You’ve probably heard of the mind’s ability to heal the body. Why is it so far-fetched to acknowledge the mind’s ability to empower digestion?
So next time you sit down to eat a meal, be mindful of the experience and think positively about how the food is going to nourish and energize your body. Perhaps say a prayer or grace or give thanks for the food that is before you. After all, thoughts of gratitude and appreciation will help you relax and put you into the state for optimal digestion and nutrient assimilation. I doubt that’s the original intention of saying grace before a meal, but if doing so can have that effect, why not?

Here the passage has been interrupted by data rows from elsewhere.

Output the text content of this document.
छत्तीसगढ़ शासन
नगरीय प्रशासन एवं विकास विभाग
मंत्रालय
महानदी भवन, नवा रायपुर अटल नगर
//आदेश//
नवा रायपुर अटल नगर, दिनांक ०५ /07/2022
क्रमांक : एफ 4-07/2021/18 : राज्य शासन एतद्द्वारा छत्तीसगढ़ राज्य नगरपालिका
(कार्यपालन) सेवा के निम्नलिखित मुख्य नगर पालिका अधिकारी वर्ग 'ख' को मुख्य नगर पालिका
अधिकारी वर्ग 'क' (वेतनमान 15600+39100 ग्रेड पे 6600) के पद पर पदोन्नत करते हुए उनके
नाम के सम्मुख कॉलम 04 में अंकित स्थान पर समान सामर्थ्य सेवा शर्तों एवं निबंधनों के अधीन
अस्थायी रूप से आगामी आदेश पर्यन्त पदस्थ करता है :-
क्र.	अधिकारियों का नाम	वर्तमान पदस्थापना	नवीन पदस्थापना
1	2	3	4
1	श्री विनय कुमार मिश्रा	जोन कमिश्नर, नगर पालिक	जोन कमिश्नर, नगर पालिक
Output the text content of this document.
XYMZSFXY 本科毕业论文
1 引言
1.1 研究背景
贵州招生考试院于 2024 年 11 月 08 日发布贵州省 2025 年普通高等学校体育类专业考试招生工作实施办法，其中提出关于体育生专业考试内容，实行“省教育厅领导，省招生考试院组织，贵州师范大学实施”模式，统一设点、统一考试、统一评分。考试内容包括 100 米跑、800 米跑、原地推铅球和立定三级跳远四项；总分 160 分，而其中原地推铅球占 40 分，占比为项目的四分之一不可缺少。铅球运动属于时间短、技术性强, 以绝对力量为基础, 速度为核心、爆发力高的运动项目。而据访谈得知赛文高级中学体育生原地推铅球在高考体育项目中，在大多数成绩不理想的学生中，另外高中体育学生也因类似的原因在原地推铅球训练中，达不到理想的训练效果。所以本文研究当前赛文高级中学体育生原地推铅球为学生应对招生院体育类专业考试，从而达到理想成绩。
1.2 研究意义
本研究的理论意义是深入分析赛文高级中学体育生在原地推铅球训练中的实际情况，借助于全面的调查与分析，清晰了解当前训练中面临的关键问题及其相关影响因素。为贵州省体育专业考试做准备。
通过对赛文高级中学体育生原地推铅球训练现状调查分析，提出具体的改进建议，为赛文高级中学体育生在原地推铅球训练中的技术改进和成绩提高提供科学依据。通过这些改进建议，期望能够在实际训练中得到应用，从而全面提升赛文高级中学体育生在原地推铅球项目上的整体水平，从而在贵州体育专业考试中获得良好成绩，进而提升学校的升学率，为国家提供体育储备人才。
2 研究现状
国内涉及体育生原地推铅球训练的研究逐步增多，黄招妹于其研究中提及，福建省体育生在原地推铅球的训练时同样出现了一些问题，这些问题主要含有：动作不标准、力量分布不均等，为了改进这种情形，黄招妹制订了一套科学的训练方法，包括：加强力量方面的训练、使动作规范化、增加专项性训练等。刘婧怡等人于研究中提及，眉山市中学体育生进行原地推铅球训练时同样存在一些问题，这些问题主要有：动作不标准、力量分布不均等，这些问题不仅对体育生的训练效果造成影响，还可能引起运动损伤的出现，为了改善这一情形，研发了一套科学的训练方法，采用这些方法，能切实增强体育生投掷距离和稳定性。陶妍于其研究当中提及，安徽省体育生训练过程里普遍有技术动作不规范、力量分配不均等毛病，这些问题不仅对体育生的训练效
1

 David, Marc, 2005, “The Slow Down Diet: Eating for Pleasure, Energy, and Weight Loss”. Rochester, VT: Healing Arts Press.
 Brunstrom, Burn, Sell, Collingwood, Rogers, Wilkinson, Hinton, Maynard, Ferriday, 2012. “Episodic Memory and Appetite Regulation in Humans”. PLOS ONE, December 5, 2012.
 “Placebo—The Hidden Asset in Healing”, in Investigations. Institute of Noetic Sciences Research Bulletin 2, no. 14. 1985.
 Fielding, J.W., 1983. “Adjunct Chemotherapy in Operable Gastric Cancer,” World Journal of Surgery 7, no. 3.